Él era el último testigo mudo, una audiencia de uno solo. Como si el curso entero de la historia no fuera más que un espectáculo de sombras chinescas desarrollado para su beneficio privado. No podía apartarse de él. Lo mantenía allí, paralizado y tembloroso. Apenas se atrevía a respirar o incluso a pestañear, no fuera a perderse algo en aquella fracción de segundo que nunca pudiera volver a ser recuperado.
Sentía lágrimas calientes en la cara. Hubiera podido gritar con todas sus fuerzas.
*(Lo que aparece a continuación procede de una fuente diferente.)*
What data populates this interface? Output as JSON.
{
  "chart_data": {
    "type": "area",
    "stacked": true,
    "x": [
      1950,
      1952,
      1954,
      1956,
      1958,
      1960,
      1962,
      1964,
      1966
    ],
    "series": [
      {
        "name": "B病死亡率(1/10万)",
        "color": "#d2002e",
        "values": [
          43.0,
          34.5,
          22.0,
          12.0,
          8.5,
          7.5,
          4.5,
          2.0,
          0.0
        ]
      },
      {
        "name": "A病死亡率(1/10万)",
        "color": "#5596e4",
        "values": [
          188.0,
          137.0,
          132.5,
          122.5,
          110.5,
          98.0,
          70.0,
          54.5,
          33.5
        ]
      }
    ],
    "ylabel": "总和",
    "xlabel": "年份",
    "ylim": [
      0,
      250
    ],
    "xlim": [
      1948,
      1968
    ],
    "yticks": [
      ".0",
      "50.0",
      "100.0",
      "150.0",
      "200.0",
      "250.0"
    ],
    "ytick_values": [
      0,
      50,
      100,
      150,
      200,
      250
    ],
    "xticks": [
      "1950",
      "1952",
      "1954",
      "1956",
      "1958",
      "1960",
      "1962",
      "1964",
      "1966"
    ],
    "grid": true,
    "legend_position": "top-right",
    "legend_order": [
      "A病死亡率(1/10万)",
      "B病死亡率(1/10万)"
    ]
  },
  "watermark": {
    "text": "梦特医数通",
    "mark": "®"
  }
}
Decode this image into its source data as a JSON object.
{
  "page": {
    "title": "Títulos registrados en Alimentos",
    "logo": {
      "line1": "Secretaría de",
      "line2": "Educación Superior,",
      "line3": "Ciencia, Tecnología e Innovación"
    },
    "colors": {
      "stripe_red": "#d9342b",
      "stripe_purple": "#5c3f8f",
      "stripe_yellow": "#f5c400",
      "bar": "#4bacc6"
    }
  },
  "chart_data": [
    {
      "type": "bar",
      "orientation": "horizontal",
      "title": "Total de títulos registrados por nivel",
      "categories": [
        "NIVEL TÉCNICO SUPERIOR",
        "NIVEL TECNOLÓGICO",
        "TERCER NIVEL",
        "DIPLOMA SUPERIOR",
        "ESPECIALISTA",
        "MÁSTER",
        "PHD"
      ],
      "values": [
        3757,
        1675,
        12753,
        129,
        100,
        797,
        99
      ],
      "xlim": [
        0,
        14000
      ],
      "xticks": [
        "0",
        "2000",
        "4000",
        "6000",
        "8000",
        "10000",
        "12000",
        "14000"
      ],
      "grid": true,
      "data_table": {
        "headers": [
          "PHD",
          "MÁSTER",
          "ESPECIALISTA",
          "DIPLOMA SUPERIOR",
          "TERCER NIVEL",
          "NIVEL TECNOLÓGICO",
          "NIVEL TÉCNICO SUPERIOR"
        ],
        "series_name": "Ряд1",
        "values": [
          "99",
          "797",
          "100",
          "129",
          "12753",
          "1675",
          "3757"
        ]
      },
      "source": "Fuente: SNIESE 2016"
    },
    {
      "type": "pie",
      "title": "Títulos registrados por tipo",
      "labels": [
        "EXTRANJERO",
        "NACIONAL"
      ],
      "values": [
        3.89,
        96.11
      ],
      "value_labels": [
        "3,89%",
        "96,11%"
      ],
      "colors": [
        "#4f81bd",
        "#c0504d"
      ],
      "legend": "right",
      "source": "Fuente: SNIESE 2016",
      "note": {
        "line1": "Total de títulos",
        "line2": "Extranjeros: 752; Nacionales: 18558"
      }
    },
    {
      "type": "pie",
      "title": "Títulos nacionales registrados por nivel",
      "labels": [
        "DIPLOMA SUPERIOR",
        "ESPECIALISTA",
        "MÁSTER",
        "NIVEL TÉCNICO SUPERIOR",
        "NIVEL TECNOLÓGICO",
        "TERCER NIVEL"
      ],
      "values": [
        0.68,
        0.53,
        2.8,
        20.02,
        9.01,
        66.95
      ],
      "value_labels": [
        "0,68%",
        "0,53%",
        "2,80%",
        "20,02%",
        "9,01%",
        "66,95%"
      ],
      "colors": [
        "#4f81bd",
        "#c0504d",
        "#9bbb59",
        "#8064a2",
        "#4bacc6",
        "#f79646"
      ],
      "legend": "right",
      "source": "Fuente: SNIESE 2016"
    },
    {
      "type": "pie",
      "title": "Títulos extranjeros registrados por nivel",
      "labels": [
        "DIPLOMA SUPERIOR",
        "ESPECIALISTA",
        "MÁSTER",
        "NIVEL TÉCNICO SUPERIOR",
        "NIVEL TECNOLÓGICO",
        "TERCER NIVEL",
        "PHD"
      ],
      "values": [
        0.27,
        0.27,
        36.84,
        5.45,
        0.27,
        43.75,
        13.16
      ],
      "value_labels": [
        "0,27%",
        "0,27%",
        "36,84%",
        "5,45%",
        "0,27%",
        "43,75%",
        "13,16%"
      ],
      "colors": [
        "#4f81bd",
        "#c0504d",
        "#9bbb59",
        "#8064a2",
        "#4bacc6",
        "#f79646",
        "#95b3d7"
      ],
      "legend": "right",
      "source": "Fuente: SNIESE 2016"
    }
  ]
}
Pero a pesar de sus súplicas, no había pausa en el proceso de condenación de imágenes y canciones. No era su propia vida, sino las vidas de incontables otros las que se encendían con un último parpadeo delante de sus ojos y a continuación desaparecían. Perdidas para siempre.
Echó la cabeza atrás y lanzó un aullido y, desde algún lugar de la oscuridad que se extendía frente a sí, su grito recibió respuesta. No un aullido de desafío, como había sido el suyo, por una orgullosa y noble tradición que se le estaba escapando a toda velocidad de entre los dedos. El sonido que volvió a él desde la oscuridad era como un eco absurdo. Un pequeño sollozo roto. En la voz de una niña pequeña, perdida y sin esperanza de encontrar jamás el camino de regreso a la luz.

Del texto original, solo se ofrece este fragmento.